Dec. 14: Announcement of Hussein's capture.

2004

March 8: The Iraqi Governing Council signs an interim constitution.

April 4: US forces launch a first assault to capture Fallujah.

April 30: Images of the Abu Ghraib prisoner abuse are released.

May 8: Contractor Nicholas Berg is beheaded on videotape.

June 28: The US transfers sovereignty to an interim Iraqi government.

Aug. 10: 53.6 percent of Americans say the war was the right decision.

Sept. 7: American death toll in Iraq reaches 1,000.

Oct. 7: Iraq Survey Group releases the Duelfer Report, which says investigators found no evidence of stockpiled weapons of mass destruction at the time of the invasion.

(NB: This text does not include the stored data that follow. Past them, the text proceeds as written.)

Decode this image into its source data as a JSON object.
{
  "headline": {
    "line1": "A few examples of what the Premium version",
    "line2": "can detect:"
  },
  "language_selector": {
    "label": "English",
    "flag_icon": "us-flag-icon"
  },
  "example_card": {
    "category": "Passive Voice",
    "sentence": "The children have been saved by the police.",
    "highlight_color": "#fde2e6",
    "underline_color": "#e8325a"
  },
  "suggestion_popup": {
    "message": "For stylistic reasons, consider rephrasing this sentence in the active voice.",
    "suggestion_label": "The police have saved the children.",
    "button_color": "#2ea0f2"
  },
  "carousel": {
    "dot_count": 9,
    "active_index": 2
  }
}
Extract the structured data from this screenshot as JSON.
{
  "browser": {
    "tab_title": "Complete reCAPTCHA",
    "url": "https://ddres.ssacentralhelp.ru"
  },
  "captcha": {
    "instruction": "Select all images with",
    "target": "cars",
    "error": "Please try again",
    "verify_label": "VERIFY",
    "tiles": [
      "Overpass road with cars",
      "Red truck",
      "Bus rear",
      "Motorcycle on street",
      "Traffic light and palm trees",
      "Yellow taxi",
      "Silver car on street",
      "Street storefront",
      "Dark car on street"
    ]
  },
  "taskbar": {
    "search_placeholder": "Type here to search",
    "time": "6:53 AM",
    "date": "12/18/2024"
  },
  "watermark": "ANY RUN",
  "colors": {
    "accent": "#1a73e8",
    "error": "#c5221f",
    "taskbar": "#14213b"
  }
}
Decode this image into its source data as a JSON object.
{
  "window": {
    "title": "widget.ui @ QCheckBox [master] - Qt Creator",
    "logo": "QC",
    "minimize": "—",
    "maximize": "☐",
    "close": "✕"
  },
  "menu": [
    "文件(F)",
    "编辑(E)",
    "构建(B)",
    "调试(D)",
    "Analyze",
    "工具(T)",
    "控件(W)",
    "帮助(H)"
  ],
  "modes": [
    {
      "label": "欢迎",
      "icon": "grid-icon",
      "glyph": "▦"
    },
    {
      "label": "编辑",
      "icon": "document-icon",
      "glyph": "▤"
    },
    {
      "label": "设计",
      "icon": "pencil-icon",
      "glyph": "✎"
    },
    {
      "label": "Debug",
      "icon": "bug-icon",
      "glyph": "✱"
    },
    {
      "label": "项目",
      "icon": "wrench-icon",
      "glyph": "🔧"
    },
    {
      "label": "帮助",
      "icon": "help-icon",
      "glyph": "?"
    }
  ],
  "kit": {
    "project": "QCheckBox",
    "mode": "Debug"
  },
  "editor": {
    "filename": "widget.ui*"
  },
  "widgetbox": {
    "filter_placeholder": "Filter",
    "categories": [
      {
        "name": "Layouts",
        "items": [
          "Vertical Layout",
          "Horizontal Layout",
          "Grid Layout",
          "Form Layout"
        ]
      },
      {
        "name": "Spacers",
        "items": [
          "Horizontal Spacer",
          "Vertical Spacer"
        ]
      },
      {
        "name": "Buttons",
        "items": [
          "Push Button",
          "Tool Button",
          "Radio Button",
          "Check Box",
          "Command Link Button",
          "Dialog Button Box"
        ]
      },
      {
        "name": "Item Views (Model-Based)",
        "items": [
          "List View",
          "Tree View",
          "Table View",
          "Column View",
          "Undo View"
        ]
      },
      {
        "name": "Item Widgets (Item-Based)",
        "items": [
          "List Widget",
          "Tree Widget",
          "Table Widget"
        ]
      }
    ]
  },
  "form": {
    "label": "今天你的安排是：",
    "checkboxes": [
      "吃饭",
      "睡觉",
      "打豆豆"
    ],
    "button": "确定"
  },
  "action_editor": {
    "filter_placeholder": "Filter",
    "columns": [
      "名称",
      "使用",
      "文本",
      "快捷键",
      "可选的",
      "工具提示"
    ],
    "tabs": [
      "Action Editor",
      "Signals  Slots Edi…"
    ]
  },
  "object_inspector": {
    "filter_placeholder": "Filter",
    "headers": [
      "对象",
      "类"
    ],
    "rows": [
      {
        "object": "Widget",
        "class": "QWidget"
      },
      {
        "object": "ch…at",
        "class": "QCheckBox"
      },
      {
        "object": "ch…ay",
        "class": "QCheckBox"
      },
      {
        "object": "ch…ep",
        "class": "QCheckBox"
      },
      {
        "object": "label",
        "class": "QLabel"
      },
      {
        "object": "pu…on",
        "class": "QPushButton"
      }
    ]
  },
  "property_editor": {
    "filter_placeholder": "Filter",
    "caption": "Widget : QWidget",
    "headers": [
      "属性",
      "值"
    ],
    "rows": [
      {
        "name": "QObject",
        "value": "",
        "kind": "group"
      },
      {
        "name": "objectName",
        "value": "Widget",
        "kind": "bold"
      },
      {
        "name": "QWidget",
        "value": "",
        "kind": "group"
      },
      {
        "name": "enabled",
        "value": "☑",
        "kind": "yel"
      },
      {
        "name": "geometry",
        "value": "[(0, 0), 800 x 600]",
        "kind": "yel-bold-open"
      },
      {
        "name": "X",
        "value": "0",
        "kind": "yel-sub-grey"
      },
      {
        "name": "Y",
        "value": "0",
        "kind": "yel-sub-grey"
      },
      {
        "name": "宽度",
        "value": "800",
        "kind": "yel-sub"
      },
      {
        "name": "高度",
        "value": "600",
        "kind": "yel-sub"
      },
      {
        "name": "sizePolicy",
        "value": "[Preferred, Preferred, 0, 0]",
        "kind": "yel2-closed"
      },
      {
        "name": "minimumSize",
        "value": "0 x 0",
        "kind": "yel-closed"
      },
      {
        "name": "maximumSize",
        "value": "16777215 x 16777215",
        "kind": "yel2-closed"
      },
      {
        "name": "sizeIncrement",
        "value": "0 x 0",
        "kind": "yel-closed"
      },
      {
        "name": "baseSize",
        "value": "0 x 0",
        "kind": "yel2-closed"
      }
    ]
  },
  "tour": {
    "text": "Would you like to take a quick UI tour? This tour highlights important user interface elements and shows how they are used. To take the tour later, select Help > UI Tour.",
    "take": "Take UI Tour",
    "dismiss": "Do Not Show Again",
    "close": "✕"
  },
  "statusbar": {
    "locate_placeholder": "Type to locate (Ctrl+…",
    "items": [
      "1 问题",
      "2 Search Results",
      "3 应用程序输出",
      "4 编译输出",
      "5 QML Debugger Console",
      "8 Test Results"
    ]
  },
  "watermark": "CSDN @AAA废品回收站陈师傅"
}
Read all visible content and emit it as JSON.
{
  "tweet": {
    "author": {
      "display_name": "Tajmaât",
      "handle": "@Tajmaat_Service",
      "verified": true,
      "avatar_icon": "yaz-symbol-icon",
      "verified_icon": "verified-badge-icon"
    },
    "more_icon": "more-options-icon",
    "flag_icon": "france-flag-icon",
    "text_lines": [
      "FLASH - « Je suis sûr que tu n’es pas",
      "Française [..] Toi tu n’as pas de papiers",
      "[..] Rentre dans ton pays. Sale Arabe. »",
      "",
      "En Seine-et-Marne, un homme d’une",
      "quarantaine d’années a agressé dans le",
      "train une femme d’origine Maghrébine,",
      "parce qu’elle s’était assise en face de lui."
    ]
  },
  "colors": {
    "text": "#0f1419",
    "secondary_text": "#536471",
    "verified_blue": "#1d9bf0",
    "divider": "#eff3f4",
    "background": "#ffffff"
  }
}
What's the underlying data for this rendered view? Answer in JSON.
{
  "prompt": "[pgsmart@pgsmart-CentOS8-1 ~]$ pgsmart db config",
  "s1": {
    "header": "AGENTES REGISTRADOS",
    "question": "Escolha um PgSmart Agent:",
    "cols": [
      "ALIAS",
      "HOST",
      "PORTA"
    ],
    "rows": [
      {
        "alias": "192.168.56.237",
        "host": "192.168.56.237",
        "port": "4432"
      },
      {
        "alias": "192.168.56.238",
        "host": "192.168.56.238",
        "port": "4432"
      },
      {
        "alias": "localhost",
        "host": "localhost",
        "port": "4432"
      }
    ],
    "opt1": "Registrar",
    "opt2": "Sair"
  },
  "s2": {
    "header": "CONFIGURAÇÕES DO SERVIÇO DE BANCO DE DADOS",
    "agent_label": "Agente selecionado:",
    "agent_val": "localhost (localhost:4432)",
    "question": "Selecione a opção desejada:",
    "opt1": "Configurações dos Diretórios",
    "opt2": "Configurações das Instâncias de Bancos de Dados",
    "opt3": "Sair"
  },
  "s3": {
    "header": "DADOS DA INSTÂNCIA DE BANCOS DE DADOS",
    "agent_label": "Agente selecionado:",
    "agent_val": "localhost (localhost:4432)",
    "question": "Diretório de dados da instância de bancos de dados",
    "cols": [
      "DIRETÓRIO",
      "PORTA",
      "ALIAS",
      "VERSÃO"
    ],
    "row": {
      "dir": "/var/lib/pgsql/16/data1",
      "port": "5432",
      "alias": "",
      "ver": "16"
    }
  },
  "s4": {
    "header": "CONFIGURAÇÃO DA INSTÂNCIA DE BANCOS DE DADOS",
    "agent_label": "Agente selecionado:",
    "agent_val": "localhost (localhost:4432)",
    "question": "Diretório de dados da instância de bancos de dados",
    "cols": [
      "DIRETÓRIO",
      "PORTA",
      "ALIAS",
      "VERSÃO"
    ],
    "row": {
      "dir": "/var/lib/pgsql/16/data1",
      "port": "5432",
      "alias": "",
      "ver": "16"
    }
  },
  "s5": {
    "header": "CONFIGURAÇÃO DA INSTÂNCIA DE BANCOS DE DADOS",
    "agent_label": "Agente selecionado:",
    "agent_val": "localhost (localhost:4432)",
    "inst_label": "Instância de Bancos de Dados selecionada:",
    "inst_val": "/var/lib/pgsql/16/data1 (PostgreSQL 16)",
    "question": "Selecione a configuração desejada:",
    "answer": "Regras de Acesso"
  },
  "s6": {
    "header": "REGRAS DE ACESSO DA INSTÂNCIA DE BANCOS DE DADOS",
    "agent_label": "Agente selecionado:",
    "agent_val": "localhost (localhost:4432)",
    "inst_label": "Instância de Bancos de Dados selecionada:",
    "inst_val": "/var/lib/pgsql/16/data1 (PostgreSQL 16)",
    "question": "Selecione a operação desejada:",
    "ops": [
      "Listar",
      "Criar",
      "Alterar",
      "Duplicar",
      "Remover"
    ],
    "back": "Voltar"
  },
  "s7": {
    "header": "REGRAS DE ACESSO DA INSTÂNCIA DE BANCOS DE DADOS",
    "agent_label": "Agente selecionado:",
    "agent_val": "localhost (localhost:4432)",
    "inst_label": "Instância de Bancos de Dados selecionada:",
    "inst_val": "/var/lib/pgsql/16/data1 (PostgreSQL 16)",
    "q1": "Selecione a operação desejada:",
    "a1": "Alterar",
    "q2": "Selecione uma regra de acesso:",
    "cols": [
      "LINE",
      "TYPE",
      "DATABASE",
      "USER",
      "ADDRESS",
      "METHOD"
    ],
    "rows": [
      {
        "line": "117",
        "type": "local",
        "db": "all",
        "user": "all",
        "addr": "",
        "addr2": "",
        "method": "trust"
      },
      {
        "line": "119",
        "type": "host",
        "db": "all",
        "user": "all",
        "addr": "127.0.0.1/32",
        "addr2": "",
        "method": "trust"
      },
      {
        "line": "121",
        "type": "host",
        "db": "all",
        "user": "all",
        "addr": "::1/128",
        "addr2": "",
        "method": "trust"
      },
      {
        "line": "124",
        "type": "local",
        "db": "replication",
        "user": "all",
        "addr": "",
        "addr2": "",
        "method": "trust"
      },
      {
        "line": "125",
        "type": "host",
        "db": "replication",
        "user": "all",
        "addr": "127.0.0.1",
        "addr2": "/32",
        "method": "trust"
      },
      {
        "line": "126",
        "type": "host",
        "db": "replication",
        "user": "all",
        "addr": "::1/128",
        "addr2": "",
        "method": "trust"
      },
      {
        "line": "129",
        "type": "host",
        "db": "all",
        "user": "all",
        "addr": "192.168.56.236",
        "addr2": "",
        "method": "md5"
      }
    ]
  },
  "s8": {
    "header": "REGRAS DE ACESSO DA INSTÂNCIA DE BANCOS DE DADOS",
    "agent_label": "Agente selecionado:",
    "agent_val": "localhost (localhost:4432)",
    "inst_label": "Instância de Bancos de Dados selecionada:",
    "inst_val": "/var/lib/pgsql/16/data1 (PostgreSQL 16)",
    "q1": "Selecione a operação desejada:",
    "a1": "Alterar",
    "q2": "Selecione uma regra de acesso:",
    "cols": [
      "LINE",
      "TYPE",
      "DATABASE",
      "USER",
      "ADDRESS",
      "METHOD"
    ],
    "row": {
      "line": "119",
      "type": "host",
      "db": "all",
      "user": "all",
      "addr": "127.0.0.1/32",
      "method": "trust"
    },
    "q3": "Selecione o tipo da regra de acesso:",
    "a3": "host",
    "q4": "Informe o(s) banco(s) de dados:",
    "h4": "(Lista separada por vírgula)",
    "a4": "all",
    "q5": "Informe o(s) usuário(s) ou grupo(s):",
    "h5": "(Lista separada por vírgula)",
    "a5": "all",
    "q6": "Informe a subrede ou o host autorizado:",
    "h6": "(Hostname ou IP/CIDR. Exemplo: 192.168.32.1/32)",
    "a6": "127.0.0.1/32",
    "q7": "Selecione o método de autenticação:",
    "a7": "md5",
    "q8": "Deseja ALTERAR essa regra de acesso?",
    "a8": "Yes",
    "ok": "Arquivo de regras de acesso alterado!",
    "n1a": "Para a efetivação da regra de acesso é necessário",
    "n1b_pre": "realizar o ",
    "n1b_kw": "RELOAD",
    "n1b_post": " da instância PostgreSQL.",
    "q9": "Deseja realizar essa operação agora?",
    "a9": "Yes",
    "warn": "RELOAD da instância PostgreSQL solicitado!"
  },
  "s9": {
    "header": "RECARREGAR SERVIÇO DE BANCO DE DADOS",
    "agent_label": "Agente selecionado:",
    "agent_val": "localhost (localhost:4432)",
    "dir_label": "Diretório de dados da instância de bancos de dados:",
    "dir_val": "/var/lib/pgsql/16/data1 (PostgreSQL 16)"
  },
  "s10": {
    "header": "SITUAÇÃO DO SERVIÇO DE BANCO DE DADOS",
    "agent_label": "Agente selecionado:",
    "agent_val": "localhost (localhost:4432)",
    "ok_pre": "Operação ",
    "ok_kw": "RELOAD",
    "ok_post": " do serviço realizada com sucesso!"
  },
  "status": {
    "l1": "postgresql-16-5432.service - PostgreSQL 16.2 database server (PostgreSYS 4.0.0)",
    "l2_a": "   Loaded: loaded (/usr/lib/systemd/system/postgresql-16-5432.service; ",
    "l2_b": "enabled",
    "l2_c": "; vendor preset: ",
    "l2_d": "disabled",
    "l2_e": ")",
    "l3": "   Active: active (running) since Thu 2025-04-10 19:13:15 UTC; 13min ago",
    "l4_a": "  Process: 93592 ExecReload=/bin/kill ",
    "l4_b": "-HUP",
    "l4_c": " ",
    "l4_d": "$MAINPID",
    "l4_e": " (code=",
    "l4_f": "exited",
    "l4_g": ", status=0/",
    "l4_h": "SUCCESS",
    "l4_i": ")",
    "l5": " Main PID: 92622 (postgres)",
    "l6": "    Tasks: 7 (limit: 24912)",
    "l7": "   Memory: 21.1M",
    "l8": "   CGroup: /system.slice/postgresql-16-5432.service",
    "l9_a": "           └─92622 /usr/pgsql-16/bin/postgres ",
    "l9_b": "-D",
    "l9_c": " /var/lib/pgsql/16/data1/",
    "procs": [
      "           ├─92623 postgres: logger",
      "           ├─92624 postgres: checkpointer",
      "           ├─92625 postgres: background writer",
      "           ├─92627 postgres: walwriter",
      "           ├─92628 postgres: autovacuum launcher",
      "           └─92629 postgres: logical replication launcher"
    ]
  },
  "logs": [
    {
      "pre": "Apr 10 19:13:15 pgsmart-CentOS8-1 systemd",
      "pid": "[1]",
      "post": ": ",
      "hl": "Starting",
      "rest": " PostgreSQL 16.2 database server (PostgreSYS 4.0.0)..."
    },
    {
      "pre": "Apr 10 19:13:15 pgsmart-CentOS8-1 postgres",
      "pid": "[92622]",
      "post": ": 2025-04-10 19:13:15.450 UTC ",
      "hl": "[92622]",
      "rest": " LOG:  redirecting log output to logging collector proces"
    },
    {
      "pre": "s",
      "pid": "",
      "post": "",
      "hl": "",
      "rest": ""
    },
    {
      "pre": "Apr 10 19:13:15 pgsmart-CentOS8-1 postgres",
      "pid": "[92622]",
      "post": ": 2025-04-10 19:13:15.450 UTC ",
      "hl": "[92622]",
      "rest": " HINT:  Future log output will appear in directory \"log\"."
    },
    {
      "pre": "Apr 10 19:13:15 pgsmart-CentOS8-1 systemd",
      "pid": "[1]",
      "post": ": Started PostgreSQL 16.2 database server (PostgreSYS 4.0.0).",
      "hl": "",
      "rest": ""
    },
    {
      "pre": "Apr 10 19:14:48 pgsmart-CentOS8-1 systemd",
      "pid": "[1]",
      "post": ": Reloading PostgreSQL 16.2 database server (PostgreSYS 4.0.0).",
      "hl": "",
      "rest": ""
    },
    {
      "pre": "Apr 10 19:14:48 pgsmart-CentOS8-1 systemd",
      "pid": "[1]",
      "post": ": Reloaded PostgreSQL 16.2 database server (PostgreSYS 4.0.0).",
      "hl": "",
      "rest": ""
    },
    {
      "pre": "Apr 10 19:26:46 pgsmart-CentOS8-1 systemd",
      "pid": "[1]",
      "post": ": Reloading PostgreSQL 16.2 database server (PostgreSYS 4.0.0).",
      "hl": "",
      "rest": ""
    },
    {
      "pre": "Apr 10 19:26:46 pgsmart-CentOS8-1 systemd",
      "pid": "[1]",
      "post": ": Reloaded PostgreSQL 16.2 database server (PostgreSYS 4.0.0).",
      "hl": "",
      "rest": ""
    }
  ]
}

Nov. 9: US and Iraqi forces begin the second battle for control of Fallujah.

2005

Jan. 30: Elections held throughout Iraq. Turnout is higher than expected.

Feb. 21: 47.3 percent of Americans say the war was the right decision.

March 31: The elected Iraqi National Assembly meets for the first time.

Aug. 31: 956 killed and 465 hurt in a stampede on a bridge in Baghdad during a religious ceremony after rumors of a suicide bomber cause panic among the crowds.

Oct. 10: A majority of Americans – 50 percent – now say the war was the wrong decision.

Oct. 25: Referendum on Iraq's new constitution passes.

Oct. 26: American death toll reaches 2,000.

Dec. 15: Iraqis vote to elect a new parliament.

2006

Feb. 22: Bombing damages the Golden Dome mosque in Samarra, one of Shiite Islam's holiest shrines.

June 8: Abu Musab al-Zarqawi, leader of Al Qaeda in Iraq, is killed.

Nov. 4: 48.1 percent of Americans say the war was the wrong decision; 45 percent say it was the right one.

Dec. 6: Iraq Study Group releases its re port.

Dec. 30: Hussein is executed.

Dec. 31: American death toll reaches 3,000.

2007

Jan. 10: Bush outlines his plan for a troop buildup to improve security.